Image Processing
Three main tasks in image processing, where connectionist methods can be successfully applied are:-
(1) Image compression and restoration,
(2) Feature extraction, and
(3) Image classification.
Bart Kosko (1992) shows that competitive learning techniques lead to similar, even slightly better, image compression when compared with mathematical transformations. A satisfactory restoration was achieved when the 256 x 256 black-and-white images was compressed and represented by 0.5 bit/pixel. Modified SOM can also be used for imagecompression. Other connectionist methods for image compression use MLP with the backpropagation algorithm. The ability of the hidden layer to capture unique representation of the input vectors is exploited here. The hidden layer does the compression. The hidden layer in this case performs a principal component analysis. An MLP with n inputs and n outputs is trained with the same patterns for inputs and outputs, where n is the dimension of the input vectors.

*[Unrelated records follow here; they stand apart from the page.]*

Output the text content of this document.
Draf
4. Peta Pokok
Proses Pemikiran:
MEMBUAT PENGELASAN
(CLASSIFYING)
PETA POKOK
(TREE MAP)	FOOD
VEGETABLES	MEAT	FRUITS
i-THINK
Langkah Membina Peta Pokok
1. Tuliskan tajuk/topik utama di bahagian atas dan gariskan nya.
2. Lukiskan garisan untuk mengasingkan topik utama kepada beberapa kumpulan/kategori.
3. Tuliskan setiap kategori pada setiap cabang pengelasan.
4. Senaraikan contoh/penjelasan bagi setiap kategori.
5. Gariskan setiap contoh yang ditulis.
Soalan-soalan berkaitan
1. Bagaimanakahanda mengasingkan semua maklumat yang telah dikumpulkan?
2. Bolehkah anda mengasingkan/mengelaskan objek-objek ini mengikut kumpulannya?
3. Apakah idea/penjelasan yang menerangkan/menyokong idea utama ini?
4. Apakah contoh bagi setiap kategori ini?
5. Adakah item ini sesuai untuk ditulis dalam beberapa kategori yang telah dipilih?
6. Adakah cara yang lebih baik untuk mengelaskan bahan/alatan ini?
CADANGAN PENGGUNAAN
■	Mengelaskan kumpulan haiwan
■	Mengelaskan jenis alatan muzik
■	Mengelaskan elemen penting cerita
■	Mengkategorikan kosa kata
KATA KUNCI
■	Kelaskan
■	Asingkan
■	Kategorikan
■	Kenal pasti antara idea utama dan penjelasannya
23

Restoration of an image is done after transmitting the activation values of the neurons in the hidden layer. A small simplified network of 256 inputs, 16 hidden nodes, and 256 outputs. The compression here is 0.5 bit/pixel, when one byte is assumed to represent the activation level of a hidden neuron. Better quality of the restored images can be achieved with the use of larger networks, and possibly, structured multinetwork systems, where one neural network is used for compression of only a portion of the original image.
Another well-explored problem in image processing is features extraction. Features, such as contours, lines, curves, corners, junctions, roofs, ramps, and so on, can be extracted from an original image. For many image-processing systems these features are enough to classify the image or to apply successfully other processing methods. Connectionist models can be used for different types of feature extraction, such as those that are region-based, where areas of images with homogeneous properties are found in terms of boundaries; edge-based, where the local discontinuities are detected first and then curves are formed; and pixel-based, which classify pixels based on gray levels.